WED PM NOV 07

Security Scare
Police evacuated passengers from a major railway station in Madrid and from two high-speed trains in Barcelona this morning following security alerts that proved to be false alarms.
Regional police in Catalonia ordered passengers off two high-speed trains at Barcelona’s Sants station at around 8 am and bomb disposal units carried out an investigation after security scanners detected a suspicious package inside a suitcase.

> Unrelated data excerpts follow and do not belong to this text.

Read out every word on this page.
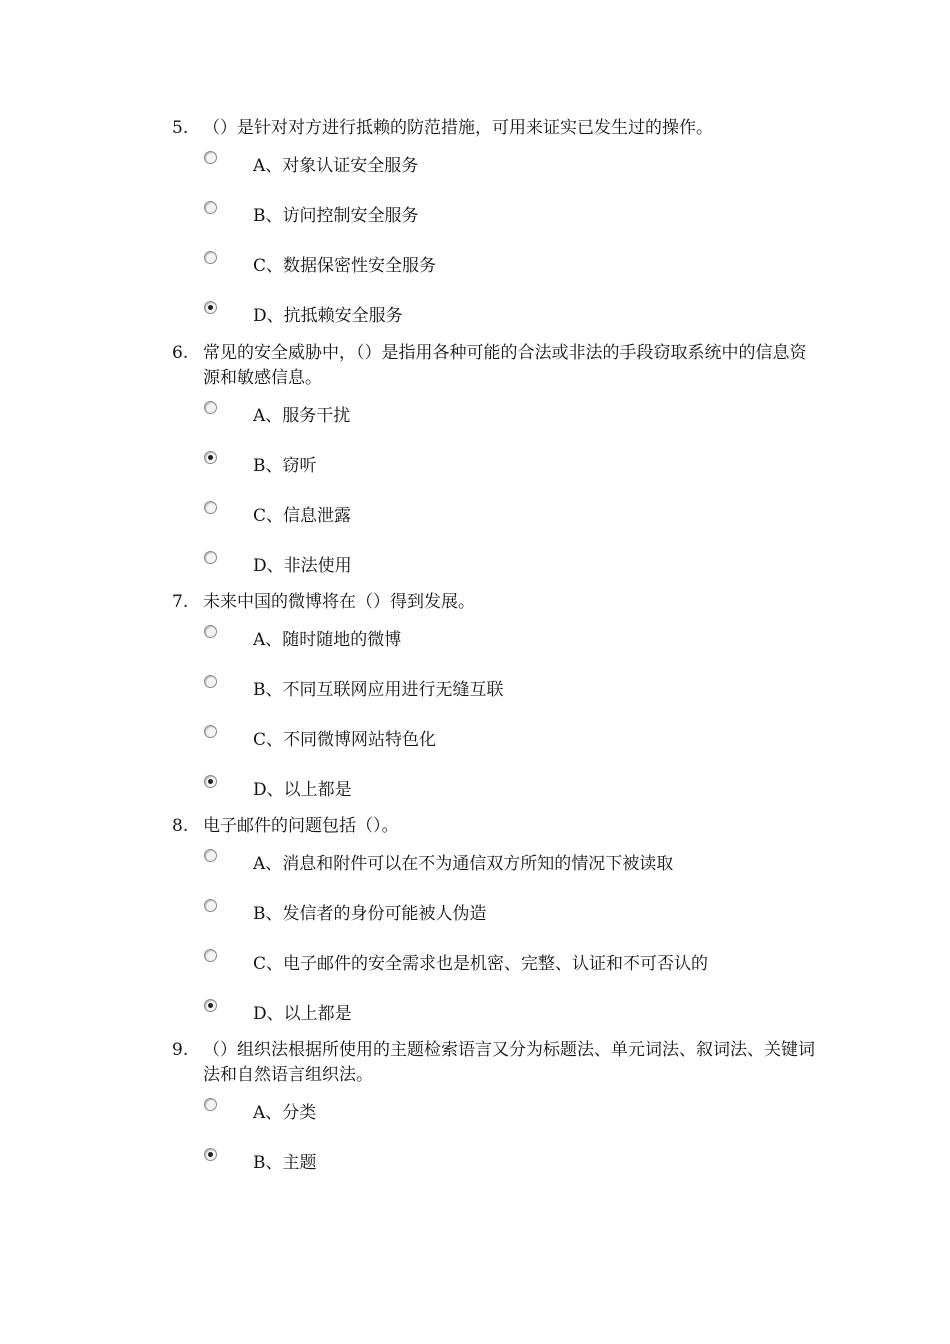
5. （）是针对对方进行抵赖的防范措施，可用来证实已发生过的操作。
A、对象认证安全服务
B、访问控制安全服务
C、数据保密性安全服务
D、抗抵赖安全服务
6. 常见的安全威胁中，（）是指用各种可能的合法或非法的手段窃取系统中的信息资源和敏感信息。
A、服务干扰
B、窃听
C、信息泄露
D、非法使用
7. 未来中国的微博将在（）得到发展。
A、随时随地的微博
B、不同互联网应用进行无缝互联
C、不同微博网站特色化
D、以上都是
8. 电子邮件的问题包括（）。
A、消息和附件可以在不为通信双方所知的情况下被读取
B、发信者的身份可能被人伪造
C、电子邮件的安全需求也是机密、完整、认证和不可否认的
D、以上都是
9. （）组织法根据所使用的主题检索语言又分为标题法、单元词法、叙词法、关键词法和自然语言组织法。
A、分类
B、主题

Two hours later, National Police in Madrid ordered the full evacuation of the city’s Atocha station.

Stamp Duty
In a controversial decision the supreme court has reversed a recent ruling, ensuring that home buyers and not banks pay a mortgage tax.
The court had ruled last month that banks were liable to pay the tax rather than their clients, who had paid it until then, triggering substantial losses for lenders on the stock market.
Spain’s IBEX 35 jumped around 1.8% this morning as bank stocks surged after the decision.

Traffic Rules
SPEED limits on secondary roads will drop from 100 kilometres per hour to 90 from January as part of a raft of measures to cut deaths.
The DGT reports that only around two in 10 fatal accidents happen on motorways, with the rest being on back roads, in built-up areas and on secondary highways.
from January 2 cars and motorbikes will have to stick to 90 kilometres per hour or less on ‘B- roads’, and vans, lorries, buses and coaches to 80.

Corporate Tax
A European Union plan to tax big internet firms like Google and Facebook on their turnover was on the verge of collapsing yesterday after several EU governments rejected it and announced national initiatives instead.
Under a proposal from the EU’s executive Commission in March, EU states would charge a 3 percent levy on the digital revenues of large firms that are accused of averting tax by routing their profits to the bloc’s low-tax states.
The plan is aimed at changing tax rules that have let some of the world’s biggest companies pay unusually low rates of corporate tax on their earnings.
But it requires the support of all 28 EU states and is opposed by a number of them
Spain and Britain have announced their own national plans to tax digital companies, and reiterated their intention to move ahead without waiting for an EU deal.